Singled Out - According to reports, the Baltimore-Washington region is fourth-best in the nation for singles. Of 40 cities evaluated by Forbes Magazine on the basis of nightlife, culture, job growth, number of singles, cost of living alone and "coolness," B-WDC came in just behind Austin, Denver-Boulder, and Boston. How does it get such a high rating?
D.C. provides culture, nightlife and millions of young people, while the surrounding Virginia and Maryland suburbs provide job growth, and Baltimore helps lower its cost rating. The numbers don't lie: Washington has world-famous museums like the National Gallery and the Phillips Collection, hip neighborhoods like Adams Morgan and DuPont Circle and thousands of college grads who head to the capital each year to change the world. Its suburbs are an economic engine, hosting firms as diverse as candy-maker Mars and Lockheed Martin.
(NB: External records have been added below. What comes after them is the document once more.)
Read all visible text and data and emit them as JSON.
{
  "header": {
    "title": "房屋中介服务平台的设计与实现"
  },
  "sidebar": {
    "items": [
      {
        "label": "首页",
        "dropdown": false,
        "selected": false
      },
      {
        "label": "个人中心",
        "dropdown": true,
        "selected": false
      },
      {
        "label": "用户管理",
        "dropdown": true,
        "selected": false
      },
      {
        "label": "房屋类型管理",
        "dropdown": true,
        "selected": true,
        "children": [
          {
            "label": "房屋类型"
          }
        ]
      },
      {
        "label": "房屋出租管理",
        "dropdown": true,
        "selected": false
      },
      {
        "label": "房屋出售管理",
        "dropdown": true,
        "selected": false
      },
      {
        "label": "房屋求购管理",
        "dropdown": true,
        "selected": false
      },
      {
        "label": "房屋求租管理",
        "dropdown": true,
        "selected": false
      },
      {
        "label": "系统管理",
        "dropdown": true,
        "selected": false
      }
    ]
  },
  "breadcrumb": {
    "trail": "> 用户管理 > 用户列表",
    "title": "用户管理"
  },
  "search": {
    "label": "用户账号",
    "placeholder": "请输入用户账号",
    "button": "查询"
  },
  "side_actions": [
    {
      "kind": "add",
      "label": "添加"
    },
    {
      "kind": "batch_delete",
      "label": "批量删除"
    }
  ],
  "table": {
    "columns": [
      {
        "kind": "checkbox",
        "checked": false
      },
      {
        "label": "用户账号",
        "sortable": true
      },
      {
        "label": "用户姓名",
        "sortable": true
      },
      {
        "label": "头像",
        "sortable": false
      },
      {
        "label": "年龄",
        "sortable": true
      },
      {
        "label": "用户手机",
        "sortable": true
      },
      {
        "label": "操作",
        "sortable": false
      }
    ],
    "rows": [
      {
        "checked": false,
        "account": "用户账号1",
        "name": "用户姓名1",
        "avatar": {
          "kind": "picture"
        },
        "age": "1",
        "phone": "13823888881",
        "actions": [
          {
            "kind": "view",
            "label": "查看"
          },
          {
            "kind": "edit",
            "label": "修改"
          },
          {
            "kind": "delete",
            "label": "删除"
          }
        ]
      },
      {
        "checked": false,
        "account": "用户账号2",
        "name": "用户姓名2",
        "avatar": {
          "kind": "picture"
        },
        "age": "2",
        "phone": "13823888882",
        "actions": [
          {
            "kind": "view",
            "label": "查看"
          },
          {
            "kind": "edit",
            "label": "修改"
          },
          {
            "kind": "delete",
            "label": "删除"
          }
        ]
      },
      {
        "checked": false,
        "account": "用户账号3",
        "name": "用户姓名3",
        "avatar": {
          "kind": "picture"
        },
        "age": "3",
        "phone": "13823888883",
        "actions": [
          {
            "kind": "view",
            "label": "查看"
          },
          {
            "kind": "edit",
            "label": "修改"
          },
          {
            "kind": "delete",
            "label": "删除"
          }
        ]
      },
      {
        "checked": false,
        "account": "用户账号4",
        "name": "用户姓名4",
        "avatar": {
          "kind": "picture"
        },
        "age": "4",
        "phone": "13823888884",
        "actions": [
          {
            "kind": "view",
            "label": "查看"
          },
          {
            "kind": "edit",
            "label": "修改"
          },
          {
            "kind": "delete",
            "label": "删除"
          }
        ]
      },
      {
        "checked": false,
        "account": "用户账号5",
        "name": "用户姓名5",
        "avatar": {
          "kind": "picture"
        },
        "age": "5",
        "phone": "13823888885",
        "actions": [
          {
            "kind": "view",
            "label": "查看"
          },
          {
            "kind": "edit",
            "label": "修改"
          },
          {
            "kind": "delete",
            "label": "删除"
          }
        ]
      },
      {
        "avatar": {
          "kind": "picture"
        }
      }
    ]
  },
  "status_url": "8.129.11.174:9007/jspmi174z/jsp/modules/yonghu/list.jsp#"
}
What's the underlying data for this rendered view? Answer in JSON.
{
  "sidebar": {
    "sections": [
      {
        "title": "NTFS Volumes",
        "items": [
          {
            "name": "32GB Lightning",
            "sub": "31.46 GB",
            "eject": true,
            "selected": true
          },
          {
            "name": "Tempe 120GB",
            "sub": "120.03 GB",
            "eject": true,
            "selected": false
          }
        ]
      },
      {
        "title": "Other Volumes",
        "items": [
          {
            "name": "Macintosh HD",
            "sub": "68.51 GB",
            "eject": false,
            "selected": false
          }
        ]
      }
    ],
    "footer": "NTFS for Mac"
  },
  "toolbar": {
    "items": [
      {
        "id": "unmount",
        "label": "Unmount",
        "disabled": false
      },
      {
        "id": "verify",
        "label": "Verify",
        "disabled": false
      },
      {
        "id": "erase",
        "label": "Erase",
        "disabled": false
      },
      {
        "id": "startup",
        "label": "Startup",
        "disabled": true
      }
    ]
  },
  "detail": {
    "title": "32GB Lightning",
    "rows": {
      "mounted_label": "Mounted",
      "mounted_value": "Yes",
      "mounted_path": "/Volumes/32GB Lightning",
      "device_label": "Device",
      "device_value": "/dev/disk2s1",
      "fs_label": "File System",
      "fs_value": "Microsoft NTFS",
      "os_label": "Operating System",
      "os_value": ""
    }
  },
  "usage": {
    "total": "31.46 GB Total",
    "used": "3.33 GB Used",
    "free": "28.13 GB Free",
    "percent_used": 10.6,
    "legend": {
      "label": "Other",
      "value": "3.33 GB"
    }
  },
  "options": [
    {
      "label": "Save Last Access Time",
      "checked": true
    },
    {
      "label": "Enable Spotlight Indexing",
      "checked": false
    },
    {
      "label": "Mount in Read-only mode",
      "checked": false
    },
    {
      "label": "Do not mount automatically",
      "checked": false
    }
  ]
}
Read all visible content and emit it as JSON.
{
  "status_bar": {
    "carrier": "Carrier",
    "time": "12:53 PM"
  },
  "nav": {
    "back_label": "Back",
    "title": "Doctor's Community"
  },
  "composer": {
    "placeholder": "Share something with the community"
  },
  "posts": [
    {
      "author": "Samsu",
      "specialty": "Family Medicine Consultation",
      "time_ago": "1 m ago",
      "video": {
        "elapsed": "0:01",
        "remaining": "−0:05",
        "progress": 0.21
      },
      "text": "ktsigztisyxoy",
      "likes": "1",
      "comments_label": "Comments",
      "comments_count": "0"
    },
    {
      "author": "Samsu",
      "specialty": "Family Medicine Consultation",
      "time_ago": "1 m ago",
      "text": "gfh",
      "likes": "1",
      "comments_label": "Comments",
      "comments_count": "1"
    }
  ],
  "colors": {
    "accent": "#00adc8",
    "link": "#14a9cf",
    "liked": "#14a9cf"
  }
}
And gritty Baltimore, linked to the D.C. area by the U.S. Census Bureau, is one of the most cost-friendly cities in the country.
San Fran is up there at no. 6, but Sacramento scores a rank of 21 -- just edging out Salt Lake City -- and Norfolk-Va. Beach manages to come in at 31st. (Up two spots from last year! Top 25 here we come.) Oh well, at least it's not Pittsburgh.